Les autorités monétaires américaines nous ont peu habitués à leurs inquiétudes sur la conjoncture internationale économique et financière.

Les communiqués de la Réserve fédérale (Fed) et les discours de ses gouverneurs ou de ses présidents régionaux portent en général sur les nombreuses facettes de la conjoncture américaine.

Le procès-verbal de la réunion des 15 et 16 mars du Comité de politique monétaire, publié hier, se distingue par les profondes préoccupations de ses membres à propos des risques que posent les difficultés économiques de beaucoup de pays émergents sur les perspectives de l'économie américaine, tant en matière de croissance que de faible inflation.

Ainsi, de nombreux participants sont d'avis que la consommation des ménages sera en partie neutralisée par la faiblesse des exportations associée à une croissance internationale médiocre et à l'appréciation du billet vert depuis le milieu de 2014.

Plusieurs sont aussi d'avis que des facteurs extérieurs qui ont nourri la détérioration globale des marchés financiers en début d'année sont encore présents et représentent des risques baissiers.

On lit ailleurs dans ce compte rendu que la plupart des participants jugent que la croissance mondiale sera sans doute plus lente que ce qui avait été anticipé en décembre.

Dès lors, on ne sera guère surpris que beaucoup de participants estiment qu'une démarche plus lente de normalisation du taux directeur que celle projetée en décembre paraisse désormais plus indiquée pour la réalisation du double mandat de la Fed, à savoir maximiser l'emploi tout en stabilisant les prix.

Des risques accrus sur les perspectives de croissance expliquent aussi en partie pourquoi les attentes inflationnistes restent en deçà de l'objectif d'augmentation annuelle de 2 % de l'indice des dépenses personnelles de consommation, la mesure de référence de l'inflation retenue par les autorités monétaires américaines.

La majorité des 17 membres du Comité font valoir que, dans un pareil contexte, la marge de manoeuvre actuelle de la Fed est asymétrique.
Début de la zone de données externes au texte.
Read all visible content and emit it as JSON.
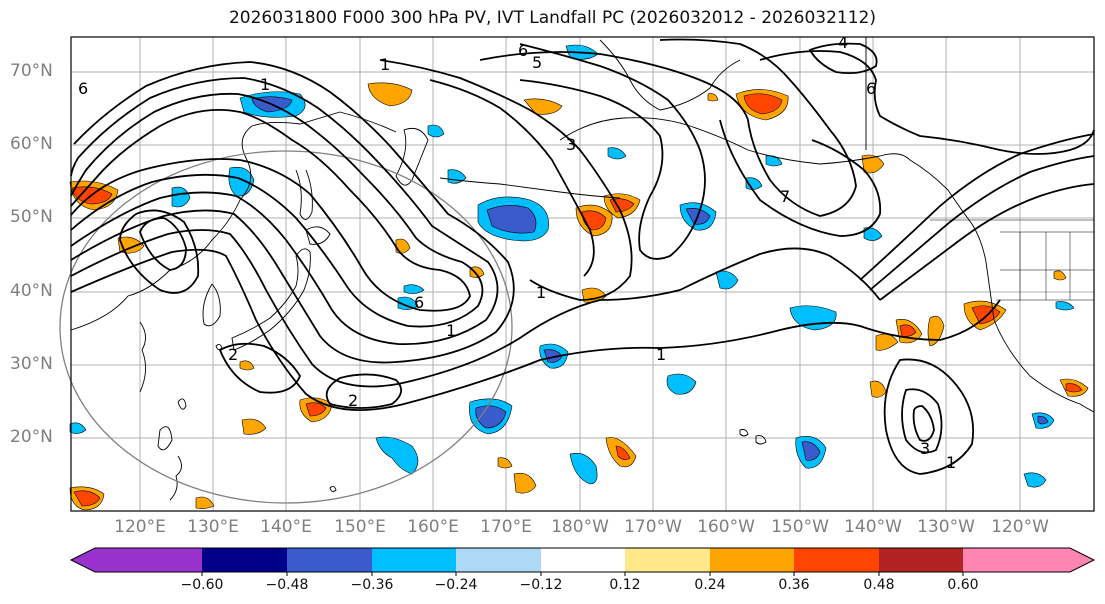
{
  "title": "2026031800 F000 300 hPa PV, IVT Landfall PC (2026032012 - 2026032112)",
  "map": {
    "lat_ticks": [
      {
        "label": "70°N",
        "lat": 70
      },
      {
        "label": "60°N",
        "lat": 60
      },
      {
        "label": "50°N",
        "lat": 50
      },
      {
        "label": "40°N",
        "lat": 40
      },
      {
        "label": "30°N",
        "lat": 30
      },
      {
        "label": "20°N",
        "lat": 20
      }
    ],
    "lon_ticks": [
      {
        "label": "120°E",
        "lon": 120
      },
      {
        "label": "130°E",
        "lon": 130
      },
      {
        "label": "140°E",
        "lon": 140
      },
      {
        "label": "150°E",
        "lon": 150
      },
      {
        "label": "160°E",
        "lon": 160
      },
      {
        "label": "170°E",
        "lon": 170
      },
      {
        "label": "180°W",
        "lon": 180
      },
      {
        "label": "170°W",
        "lon": 190
      },
      {
        "label": "160°W",
        "lon": 200
      },
      {
        "label": "150°W",
        "lon": 210
      },
      {
        "label": "140°W",
        "lon": 220
      },
      {
        "label": "130°W",
        "lon": 230
      },
      {
        "label": "120°W",
        "lon": 240
      }
    ],
    "contour_labels": [
      "1",
      "1",
      "1",
      "1",
      "1",
      "1",
      "2",
      "2",
      "3",
      "3",
      "4",
      "5",
      "6",
      "6",
      "6",
      "6",
      "7"
    ],
    "colors": {
      "coast": "#000000",
      "grid": "#b0b0b0",
      "circle": "#808080",
      "contour": "#000000"
    }
  },
  "colorbar": {
    "labels": [
      "−0.60",
      "−0.48",
      "−0.36",
      "−0.24",
      "−0.12",
      "0.12",
      "0.24",
      "0.36",
      "0.48",
      "0.60"
    ],
    "colors": [
      "#9932cc",
      "#00008b",
      "#3a5bcc",
      "#00bfff",
      "#add8f6",
      "#ffffff",
      "#ffe88a",
      "#ffa500",
      "#ff4500",
      "#b22222",
      "#ff85b3"
    ]
  }
}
Il lui sera facile d'accélérer le rythme d'augmentation des taux, si d'aventure l'inflation se raffermit plus vite qu'escompté.

En revanche, dans la fourchette actuelle de 0,25 à 0,50 %, il reste peu d'espace pour assouplir davantage les conditions monétaires par les moyens orthodoxes, si les pressions déflationnistes devaient se raffermir.

Cela laisse croire que la Fed paraît convaincue que le taux actuel parviendra à relancer les prix vers leur cible d'augmentation et qu'elle est même disposée à tolérer un certain temps un taux d'inflation qui pourrait dépasser sa cible de 2 %. C'est une possibilité réelle à moyen terme, étant donné que le dollar américain a cessé de s'apprécier par rapport à la plupart des grandes devises et que le prix du pétrole semble avoir trouvé son creux.

Voilà pourquoi la projection médiane du rythme de normalisation des Fed Fund Rates prévoit deux hausses de 25 centièmes de la fourchette cette année, plutôt que quatre comme les membres l'avaient projeté en décembre.

La décision de ne pas hausser le taux à cette réunion a été prise par neuf voix contre une. La gouverneure Esther L. George a expliqué sa dissidence en faisant valoir que la situation actuelle était conforme aux objectifs à long terme de la Fed et que le marché du travail s'est considérablement renforcé.

Le procès-verbal révèle qu'une autre personne parmi les sept membres non votants partage aussi cette vue.

Compte tenu du penchant bien connu de la présidente de la Fed Janet Yellen pour une politique monétaire très accommodante, il est bien possible que d'autres membres au sein du Comité choisissent d'attendre encore un peu avant d'exprimer publiquement leurs vues en faveur d'une normalisation un peu plus dynamique.

Cela présume d'un probable statu quo à la prochaine réunion des 26 et 27 avril, mais que les échanges au sein du Comité seront de plus en plus musclés à compter de juin, surtout si se maintient la volonté d'une majorité de membres de rester plus longtemps en touche.